L’agenda delle riforme, da quelle chieste dall’Europa a quelle proposte da molti commentatori qualificati, è ferma ormai da molto tempo e non sembra, almeno alle condizioni date, essere oggetto di particolari accelerazioni.
Come orientarsi? Che cosa fare per tornare competitivi? Quando mancano prospettive chiare per il futuro forse ha senso cercare nel nostro passato qualche risposta. Soprattutto tra chi ha la capacità dello sguardo lungo capace di andare oltre i singoli accadimenti. Carlo Maria Cipolla nell’introduzione al suo libro: Storia facile dell'economia italiana dal Medioevo a oggi esprimeva già negli anni Novanta con molta chiarezza che: “Noi siamo un popolo che non può permettersi di fermarsi, di accontentarsi di facili successi. Dobbiamo sempre inventare cose nuove che piacciono e che quindi si vendano fuori dei confini”.L’Italia non ha particolari risorse naturali (materie prime, gas, petrolio) sulle quali contare. Per prosperare deve necessariamente specializzarsi nella trasformazione manifatturiera e nei commerci. Quando lo abbiamo fatto, sosteneva Cipolla, siamo stati protagonisti di uno straordinario sviluppo economico e sociale.

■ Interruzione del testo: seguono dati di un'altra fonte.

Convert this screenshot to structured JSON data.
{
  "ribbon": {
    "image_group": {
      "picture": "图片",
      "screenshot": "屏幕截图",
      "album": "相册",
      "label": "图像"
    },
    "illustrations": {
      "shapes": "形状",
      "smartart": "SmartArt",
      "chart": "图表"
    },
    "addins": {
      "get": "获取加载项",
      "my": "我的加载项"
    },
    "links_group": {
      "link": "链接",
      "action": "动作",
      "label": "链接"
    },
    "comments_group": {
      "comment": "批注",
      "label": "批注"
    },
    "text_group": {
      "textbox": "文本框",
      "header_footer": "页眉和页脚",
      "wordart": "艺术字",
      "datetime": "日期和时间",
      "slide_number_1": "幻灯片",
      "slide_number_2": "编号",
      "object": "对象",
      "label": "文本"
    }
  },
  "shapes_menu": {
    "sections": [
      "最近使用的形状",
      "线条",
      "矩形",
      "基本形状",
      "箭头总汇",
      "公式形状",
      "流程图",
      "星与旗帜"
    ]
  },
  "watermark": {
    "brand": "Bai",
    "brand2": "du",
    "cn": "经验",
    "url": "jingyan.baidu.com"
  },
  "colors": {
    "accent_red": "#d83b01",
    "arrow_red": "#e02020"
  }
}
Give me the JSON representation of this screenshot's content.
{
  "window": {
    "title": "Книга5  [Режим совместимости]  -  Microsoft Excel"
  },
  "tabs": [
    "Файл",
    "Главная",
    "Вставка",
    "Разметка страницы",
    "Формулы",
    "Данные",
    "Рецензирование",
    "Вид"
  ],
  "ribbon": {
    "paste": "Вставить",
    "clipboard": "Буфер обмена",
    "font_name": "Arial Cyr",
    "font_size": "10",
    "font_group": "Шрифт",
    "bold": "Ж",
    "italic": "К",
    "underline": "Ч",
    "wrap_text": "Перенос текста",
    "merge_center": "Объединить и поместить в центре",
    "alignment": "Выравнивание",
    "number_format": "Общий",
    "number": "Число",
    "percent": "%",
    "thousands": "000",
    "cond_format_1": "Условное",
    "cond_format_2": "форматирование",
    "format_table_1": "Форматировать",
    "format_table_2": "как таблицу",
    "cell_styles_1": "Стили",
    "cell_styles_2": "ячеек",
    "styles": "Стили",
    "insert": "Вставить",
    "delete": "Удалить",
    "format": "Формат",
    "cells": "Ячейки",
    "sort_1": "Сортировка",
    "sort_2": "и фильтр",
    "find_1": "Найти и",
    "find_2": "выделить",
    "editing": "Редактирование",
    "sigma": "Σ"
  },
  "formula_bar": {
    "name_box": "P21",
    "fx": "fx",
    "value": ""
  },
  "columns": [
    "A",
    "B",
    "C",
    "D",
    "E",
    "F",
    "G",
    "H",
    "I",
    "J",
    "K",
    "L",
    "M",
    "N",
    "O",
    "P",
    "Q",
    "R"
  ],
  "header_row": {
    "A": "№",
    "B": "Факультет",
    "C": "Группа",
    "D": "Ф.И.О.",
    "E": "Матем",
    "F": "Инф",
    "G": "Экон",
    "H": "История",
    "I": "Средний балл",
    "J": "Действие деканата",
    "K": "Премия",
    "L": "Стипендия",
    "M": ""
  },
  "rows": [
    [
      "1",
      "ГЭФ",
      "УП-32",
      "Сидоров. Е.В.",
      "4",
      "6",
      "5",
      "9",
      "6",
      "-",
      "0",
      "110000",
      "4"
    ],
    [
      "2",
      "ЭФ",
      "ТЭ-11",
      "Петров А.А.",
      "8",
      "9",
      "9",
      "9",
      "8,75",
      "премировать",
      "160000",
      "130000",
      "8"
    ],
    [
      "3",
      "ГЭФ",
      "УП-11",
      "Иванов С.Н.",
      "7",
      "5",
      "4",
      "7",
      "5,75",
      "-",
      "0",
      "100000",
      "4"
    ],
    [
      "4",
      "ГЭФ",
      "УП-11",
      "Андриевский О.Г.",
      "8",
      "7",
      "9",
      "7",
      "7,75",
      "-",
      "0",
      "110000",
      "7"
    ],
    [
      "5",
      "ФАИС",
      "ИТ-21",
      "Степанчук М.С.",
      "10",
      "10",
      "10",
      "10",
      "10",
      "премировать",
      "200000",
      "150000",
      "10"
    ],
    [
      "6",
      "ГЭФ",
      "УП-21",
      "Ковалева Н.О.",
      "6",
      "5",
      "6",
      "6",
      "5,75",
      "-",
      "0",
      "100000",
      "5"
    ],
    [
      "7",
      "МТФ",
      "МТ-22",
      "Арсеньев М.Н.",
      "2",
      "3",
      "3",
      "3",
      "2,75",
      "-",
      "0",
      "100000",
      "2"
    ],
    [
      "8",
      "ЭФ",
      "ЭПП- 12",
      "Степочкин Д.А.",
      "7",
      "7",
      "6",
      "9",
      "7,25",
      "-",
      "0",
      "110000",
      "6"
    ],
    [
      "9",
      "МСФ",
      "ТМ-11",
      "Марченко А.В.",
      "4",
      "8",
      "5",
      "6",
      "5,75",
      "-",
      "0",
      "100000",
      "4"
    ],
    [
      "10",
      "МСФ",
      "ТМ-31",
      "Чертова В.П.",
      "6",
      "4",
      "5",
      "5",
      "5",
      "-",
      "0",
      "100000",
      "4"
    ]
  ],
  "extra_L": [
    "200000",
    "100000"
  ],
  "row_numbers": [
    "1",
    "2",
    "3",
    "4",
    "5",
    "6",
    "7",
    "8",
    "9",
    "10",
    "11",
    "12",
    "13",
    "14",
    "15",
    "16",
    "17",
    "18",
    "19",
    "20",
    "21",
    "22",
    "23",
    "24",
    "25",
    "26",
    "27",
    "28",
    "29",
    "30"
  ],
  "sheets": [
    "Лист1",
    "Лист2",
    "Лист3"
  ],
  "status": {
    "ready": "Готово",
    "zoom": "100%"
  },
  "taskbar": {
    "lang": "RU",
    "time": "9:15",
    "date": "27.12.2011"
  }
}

Forse è da qui che dovremmo partire per tornare competitivi, rimettendo al centro di una strategia nazionale quella manifattura che è stato a lungo uno degli elementi qualificanti del nostro modello di sviluppo. A maggiore ragione, oggi, in un momento storico dove a livello internazionale sta crescendo rapidamente la domanda di prodotti personalizzati e di qualità, tradizionali punti di forza del nostro sistema industriale.